Isomorphic groups that have different properties?

[tgt]

What are some properties apart from the actual names of the elements that differ between isomorphic groups?

 

[radou]

What are some properties apart from the actual names of the elements that differ between isomorphic groups?

Your question actually is - what, in general, are the differences between different groups?

Elements and the defined binary operation.

 

[HallsofIvy]

that's pretty much it. Two isomorphic groups (or fields or... pretty much anything isomorphic) differ only in the "labeling": what you name the elements and operations.

 

[mathwonk]

in practice it is sometimes a little more subtle than it seems.

e.g. we usually give a cyclic group in the form (Z/n,+) but may not notice that this gives not only the group but also a distinguished generator, namely 1.

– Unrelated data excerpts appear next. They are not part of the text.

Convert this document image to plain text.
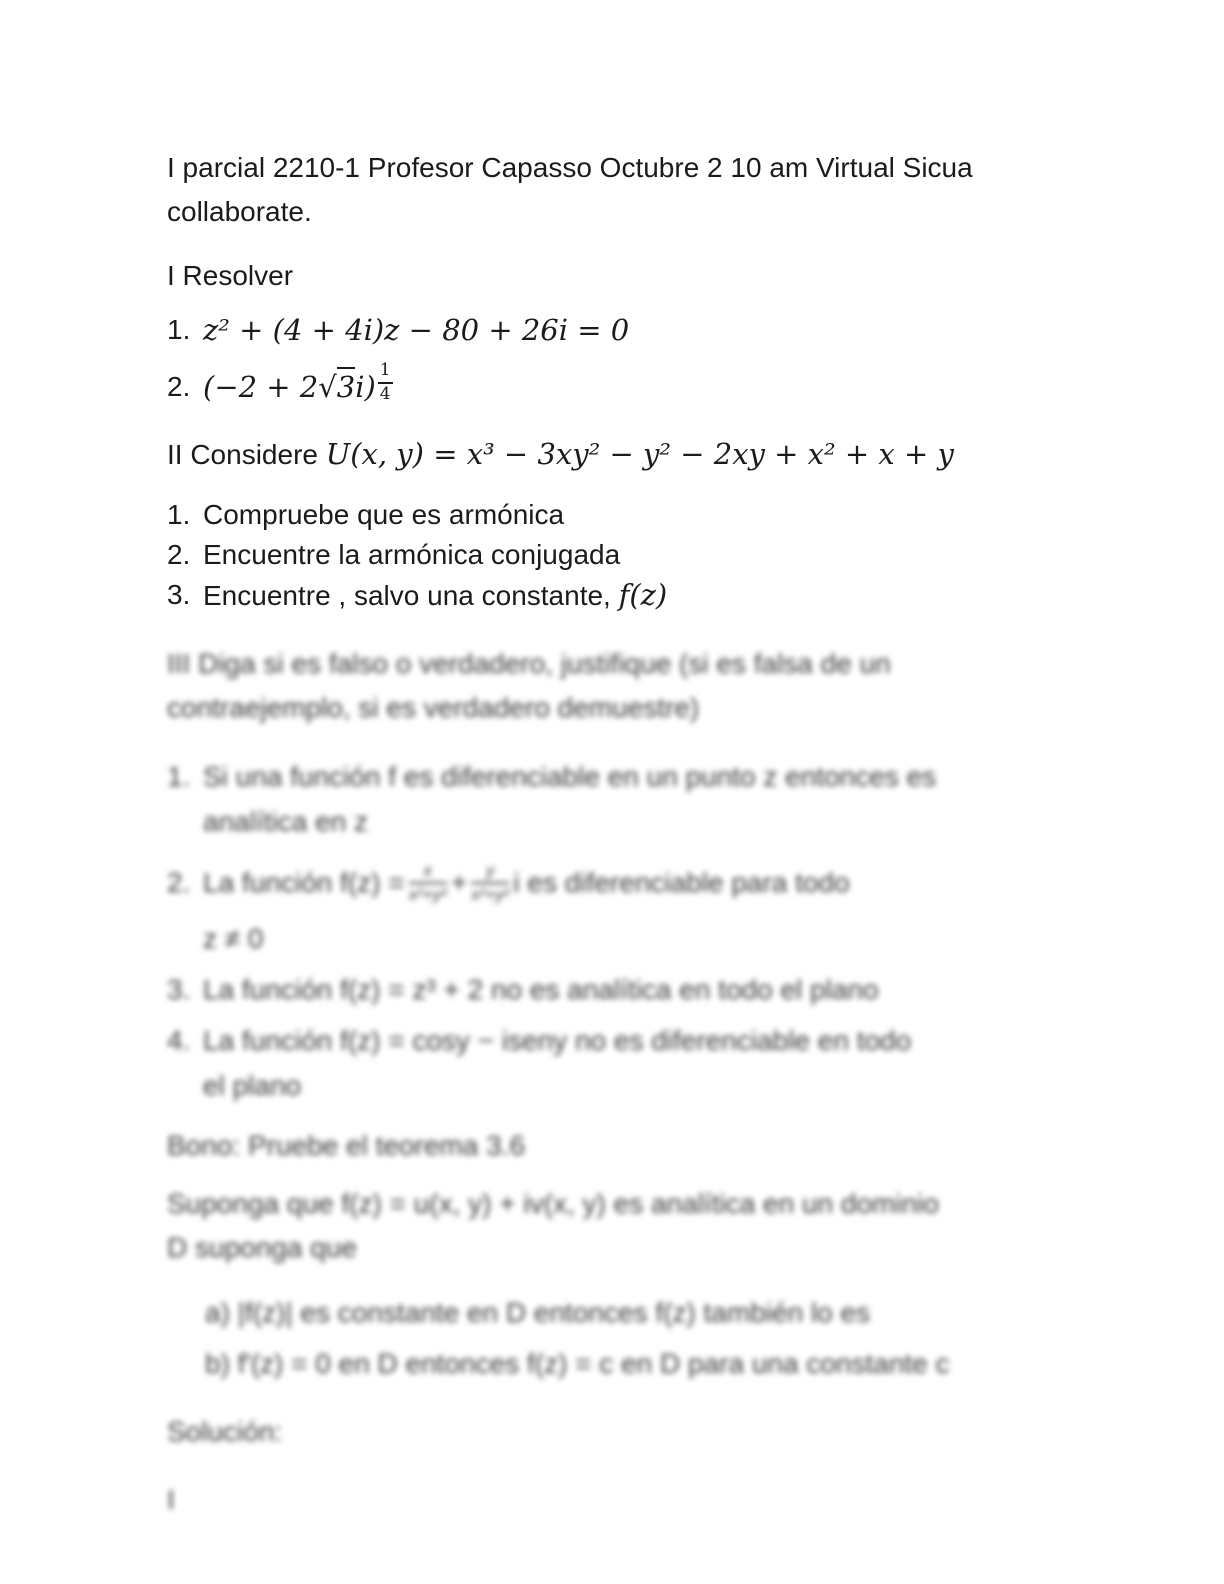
I parcial 2210-1 Profesor Capasso Octubre 2 10 am Virtual Sicua
collaborate.
I Resolver
1. z² + (4 + 4i)z − 80 + 26i = 0
2. $(-2 + 2√3i) \frac{1}{4}$
II Considere U(x, y) = x³ − 3xy² − y² − 2xy + x² + x + y
1. Compruebe que es armónica
2. Encuentre la armónica conjugada
3. Encuentre , salvo una constante, f(z)
III Diga si es falso o verdadero, justifique (si es falsa de un
contraejemplo, si es verdadero demuestre)
1. Si una función f es diferenciable en un punto z entonces es
analítica en z
2. La función $f(z) = \frac{x}{\text{x²+y²}} + \frac{y}{\text{x²+y²}}$ i es diferenciable para todo
z ≠ 0
3. La función f(z) = z³ + 2 no es analítica en todo el plano
4. La función f(z) = cosy − iseny no es diferenciable en todo
el plano
Bono: Pruebe el teorema 3.6
Suponga que f(z) = u(x, y) + iv(x, y) es analítica en un dominio
D suponga que
a) |f(z)| es constante en D entonces f(z) también lo es
b) f′(z) = 0 en D entonces f(z) = c en D para una constante c
Solución:
I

the group( (Z/p)*, .) of units in the ring Z/p is also cyclic when p is a prime, but it may not be immediately clear what a generator is. moreover since there are many generators, (Z/p)* and no one is naturally distinguished, there is no completely natural way to choose an isomorphism between the groups (Z/p)* and Z/(p-1).

i.e. in a sense, ({1,2,3,...,p-1}, . ) are just different names for ({0,1,2,...,p-2},+) but it is not clear which new nAME CORRESPONDS TO WHICH OLD NAME.

e.g. when p = 7, (Z/7)* is isomorphic to Z/6, and the least generator is 3, perhaps it is natural to associate n with 3^n, for n=0,...,5, but I am not sure this generator is always best.